Мысли его были о Ювентине. Его первое письмо, которое он отправил ей из Гераклеи, она, видимо, уже получила. В Гераклее он разыскал письмоносцев, щедро им заплатив за доставку письма. Чтобы письмоносцам проще было отыскать виллу Геренния, Мемнон нарисовал для них на куске пергамента более или менее точную карту окрестностей Катаны и обозначил местонахождение виллы. После этого у него стало спокойнее на душе. Сам он планировал отправиться в Убежище в начале осени, уверенный в том, что восставшие к этому времени будут полными хозяевами острова…
Внезапно он услышал неподалеку громкие голоса и смех. Мемнон поднял голову и увидел в двух сотнях шагов от себя группу из четырех человек, которые подошли к ручью и стали снимать с себя плащи и туники. Это были рослые и великолепно сложенные молодые люди. У всех четверых были сильно отпущены волосы и бороды. Сбросив с себя одежду, они бросились в воду ручья, оглашая долину веселыми криками и хохотом.
До Мемнона долетали обрывки фраз купальщиков, и голоса их показались ему знакомыми. Он прислушался. Один из голосов прозвучал вполне отчетливо и напомнил ему голос жизнерадостного тарентинца Сатира. В голове у него сверкнула мысль: «А что если?..».
Он вскочил на ноги и скорым шагом двинулся берегом ручья в сторону плескавшихся в воде молодых людей, ускоряя шаги и повторяя про себя: «Не может быть!.. Нет! Этого не может быть!». До купальщиков оставалось не более полусотни шагов, и у Мемнона, не спускавшего с них глаз, сильно забилось сердце. Он узнал всех четверых. Это были незабываемые и дорогие его сердцу друзья-гладиаторы, которых он считал погибшими в злосчастной битве под Казилином.

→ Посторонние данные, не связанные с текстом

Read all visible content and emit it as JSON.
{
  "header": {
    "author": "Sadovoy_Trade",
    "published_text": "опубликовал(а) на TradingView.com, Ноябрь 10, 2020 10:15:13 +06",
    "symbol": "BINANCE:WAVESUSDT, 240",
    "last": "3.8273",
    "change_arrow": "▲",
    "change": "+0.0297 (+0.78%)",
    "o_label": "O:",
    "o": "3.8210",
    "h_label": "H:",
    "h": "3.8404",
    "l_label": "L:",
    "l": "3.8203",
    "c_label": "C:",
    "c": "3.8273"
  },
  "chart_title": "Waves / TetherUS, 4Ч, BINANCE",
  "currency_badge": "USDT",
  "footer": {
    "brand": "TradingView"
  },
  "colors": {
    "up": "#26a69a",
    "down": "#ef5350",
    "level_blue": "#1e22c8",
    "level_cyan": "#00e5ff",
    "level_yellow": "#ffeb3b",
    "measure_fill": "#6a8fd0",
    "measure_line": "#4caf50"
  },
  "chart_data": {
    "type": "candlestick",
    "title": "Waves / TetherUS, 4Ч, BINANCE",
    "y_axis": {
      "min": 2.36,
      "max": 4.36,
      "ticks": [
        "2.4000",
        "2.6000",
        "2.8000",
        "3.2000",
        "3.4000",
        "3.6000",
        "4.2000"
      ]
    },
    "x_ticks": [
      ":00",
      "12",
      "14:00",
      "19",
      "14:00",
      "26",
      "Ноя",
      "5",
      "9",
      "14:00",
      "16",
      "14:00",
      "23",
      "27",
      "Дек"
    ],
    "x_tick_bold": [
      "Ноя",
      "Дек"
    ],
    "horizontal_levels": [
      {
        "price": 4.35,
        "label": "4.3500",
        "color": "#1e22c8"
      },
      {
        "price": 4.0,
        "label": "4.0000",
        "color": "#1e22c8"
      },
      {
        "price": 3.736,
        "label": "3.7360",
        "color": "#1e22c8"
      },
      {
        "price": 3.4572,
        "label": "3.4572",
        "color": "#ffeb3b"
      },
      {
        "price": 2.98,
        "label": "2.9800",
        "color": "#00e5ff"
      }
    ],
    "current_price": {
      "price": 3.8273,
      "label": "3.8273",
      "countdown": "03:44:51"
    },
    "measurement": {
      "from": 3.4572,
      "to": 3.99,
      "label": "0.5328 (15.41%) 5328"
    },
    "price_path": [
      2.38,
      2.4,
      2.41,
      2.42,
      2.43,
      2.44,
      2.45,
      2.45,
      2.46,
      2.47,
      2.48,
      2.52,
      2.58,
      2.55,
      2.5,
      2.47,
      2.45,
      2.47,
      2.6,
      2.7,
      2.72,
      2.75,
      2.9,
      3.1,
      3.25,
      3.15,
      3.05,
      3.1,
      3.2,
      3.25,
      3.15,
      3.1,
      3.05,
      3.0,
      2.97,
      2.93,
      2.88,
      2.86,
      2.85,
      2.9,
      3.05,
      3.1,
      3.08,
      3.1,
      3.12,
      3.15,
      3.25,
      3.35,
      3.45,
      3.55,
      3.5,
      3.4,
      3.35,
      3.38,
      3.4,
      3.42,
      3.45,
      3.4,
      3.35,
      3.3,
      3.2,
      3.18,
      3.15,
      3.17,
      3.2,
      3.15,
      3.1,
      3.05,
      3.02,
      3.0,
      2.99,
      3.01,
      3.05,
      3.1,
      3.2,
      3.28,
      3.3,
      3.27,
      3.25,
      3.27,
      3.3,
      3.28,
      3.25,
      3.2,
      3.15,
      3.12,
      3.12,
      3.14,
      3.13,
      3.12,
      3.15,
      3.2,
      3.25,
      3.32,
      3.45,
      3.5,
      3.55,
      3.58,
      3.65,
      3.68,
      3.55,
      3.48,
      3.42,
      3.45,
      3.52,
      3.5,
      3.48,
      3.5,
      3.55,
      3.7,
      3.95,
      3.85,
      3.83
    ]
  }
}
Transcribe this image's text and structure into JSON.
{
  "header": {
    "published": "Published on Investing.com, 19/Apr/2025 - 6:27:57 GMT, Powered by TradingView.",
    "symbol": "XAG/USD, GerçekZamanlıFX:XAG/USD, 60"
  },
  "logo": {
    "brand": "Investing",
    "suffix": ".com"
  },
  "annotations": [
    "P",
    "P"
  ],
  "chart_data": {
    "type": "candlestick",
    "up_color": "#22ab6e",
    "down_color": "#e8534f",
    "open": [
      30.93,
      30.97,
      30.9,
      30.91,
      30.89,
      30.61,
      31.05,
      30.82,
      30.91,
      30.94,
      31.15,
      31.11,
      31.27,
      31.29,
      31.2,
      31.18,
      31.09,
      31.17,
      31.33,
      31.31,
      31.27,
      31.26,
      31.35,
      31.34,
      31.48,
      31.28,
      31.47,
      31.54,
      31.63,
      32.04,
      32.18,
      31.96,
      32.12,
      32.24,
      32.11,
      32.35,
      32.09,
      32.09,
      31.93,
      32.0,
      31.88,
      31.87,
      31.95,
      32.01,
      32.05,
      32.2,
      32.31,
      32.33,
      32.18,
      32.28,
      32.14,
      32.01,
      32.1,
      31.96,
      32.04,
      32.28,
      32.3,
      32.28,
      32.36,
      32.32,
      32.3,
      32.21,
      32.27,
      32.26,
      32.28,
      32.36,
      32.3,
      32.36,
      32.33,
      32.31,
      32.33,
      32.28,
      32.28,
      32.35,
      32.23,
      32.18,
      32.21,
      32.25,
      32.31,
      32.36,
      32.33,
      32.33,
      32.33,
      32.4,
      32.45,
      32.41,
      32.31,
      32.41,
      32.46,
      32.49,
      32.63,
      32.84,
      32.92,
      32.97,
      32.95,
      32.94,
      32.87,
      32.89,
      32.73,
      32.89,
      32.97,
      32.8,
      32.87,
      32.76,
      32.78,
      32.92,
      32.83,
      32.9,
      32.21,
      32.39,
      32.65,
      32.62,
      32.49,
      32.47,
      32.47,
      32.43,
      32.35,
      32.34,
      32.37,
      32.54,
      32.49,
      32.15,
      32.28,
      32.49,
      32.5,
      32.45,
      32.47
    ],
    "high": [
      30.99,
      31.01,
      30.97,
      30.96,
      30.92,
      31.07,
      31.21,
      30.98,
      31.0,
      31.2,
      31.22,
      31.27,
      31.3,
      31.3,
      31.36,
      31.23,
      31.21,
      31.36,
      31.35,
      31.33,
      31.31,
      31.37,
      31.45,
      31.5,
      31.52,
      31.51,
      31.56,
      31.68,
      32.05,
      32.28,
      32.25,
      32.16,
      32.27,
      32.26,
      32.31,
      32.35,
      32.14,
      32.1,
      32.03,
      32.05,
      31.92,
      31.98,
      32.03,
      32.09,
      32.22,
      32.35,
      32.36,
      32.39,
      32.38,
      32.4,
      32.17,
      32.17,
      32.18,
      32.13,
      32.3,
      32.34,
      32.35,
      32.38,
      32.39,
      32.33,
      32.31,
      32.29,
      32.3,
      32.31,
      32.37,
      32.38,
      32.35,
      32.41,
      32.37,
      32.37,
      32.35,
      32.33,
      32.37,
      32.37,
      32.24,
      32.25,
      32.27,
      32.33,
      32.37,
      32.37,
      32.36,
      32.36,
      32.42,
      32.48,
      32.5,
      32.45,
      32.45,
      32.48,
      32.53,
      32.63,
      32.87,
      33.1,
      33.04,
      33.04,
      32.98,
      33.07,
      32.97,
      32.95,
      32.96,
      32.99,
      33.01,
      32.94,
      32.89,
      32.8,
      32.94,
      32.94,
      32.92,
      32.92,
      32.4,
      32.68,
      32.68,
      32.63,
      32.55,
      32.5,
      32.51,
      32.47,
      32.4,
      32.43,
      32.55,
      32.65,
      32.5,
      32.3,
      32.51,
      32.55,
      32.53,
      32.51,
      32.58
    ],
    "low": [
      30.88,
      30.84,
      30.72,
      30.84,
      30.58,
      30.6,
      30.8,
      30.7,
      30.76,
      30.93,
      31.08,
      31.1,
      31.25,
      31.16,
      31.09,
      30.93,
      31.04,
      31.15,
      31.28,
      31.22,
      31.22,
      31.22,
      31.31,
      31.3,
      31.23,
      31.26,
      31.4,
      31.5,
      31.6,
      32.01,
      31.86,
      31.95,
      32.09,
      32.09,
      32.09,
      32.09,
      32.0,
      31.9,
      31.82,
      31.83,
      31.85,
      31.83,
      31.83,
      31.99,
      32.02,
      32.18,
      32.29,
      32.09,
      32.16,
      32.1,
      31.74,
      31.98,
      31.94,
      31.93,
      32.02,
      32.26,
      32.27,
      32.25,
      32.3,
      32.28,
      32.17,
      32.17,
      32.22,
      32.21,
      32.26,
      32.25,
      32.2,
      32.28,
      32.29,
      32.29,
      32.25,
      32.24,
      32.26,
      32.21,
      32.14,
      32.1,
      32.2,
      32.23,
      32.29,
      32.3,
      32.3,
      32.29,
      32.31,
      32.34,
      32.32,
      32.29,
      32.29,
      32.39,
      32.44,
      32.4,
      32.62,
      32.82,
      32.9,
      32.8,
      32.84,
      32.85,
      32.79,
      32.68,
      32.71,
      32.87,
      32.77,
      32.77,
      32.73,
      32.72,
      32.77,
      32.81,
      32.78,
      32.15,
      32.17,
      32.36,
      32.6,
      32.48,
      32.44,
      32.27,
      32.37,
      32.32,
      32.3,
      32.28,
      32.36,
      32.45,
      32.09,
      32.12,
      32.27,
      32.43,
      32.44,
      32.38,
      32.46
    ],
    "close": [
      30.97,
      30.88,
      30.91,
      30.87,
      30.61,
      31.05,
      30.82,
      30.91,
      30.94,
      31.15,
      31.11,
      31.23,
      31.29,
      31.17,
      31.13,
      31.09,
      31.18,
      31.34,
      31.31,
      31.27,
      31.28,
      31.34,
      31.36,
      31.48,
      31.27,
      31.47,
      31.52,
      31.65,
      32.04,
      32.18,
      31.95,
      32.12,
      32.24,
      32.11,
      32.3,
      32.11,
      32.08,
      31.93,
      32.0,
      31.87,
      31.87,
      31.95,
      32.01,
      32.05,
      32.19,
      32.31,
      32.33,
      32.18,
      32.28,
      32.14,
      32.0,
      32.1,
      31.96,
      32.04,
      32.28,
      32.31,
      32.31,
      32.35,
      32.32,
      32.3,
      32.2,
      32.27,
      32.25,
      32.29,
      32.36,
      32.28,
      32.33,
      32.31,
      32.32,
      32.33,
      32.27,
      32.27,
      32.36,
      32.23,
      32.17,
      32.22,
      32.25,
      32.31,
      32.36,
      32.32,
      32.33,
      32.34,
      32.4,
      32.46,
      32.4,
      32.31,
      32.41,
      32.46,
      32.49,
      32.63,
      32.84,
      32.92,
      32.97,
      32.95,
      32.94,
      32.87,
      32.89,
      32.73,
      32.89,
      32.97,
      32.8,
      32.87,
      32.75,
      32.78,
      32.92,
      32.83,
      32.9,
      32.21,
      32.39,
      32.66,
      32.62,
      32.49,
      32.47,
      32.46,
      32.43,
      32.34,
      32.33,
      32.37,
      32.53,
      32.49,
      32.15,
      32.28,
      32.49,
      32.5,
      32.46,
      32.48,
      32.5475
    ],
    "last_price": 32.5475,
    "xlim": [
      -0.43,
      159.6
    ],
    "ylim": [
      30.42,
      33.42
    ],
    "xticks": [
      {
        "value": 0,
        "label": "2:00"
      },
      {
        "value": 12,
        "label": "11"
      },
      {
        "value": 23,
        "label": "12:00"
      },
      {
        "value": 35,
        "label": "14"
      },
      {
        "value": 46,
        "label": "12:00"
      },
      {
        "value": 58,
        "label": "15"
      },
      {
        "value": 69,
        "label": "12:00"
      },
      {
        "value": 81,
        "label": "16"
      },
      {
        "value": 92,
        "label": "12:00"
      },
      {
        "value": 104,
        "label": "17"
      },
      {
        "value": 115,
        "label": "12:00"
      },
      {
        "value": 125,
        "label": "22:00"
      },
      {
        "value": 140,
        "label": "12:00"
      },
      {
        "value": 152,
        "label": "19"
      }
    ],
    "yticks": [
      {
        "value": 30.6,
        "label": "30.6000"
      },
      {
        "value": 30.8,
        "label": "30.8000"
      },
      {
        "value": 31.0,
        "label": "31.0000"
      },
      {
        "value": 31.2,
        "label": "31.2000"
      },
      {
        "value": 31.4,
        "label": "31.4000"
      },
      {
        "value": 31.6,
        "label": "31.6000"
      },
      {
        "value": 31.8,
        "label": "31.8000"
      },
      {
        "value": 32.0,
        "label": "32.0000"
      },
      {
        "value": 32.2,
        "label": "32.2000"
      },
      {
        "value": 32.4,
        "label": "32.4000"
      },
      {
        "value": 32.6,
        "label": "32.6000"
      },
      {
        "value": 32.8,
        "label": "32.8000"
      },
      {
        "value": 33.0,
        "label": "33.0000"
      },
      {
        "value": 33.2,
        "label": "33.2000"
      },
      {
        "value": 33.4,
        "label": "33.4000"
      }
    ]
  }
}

С криком радости он со всех ног бросился к ним, называя каждого по имени:
– Сатир!.. Астианакс!.. Багиен!.. Думнориг!
– Возможно ли? – закричал Сатир, глядя на Мемнона глазами, широко раскрытыми от изумления. – Смотрите! Да ведь это же Мемнон!..
Астианакс, Багиен и Думнориг, узнав александрийца, завопили с восторгом:
– О! Бессмертные боги!.. Это Мемнон!.. Мемнон!
Выбравшись на берег, все четверо набросились на бежавшего им навстречу друга и повалили его в густую траву.
– Задушите! – смеясь и плача от радости, кричал Мемнон.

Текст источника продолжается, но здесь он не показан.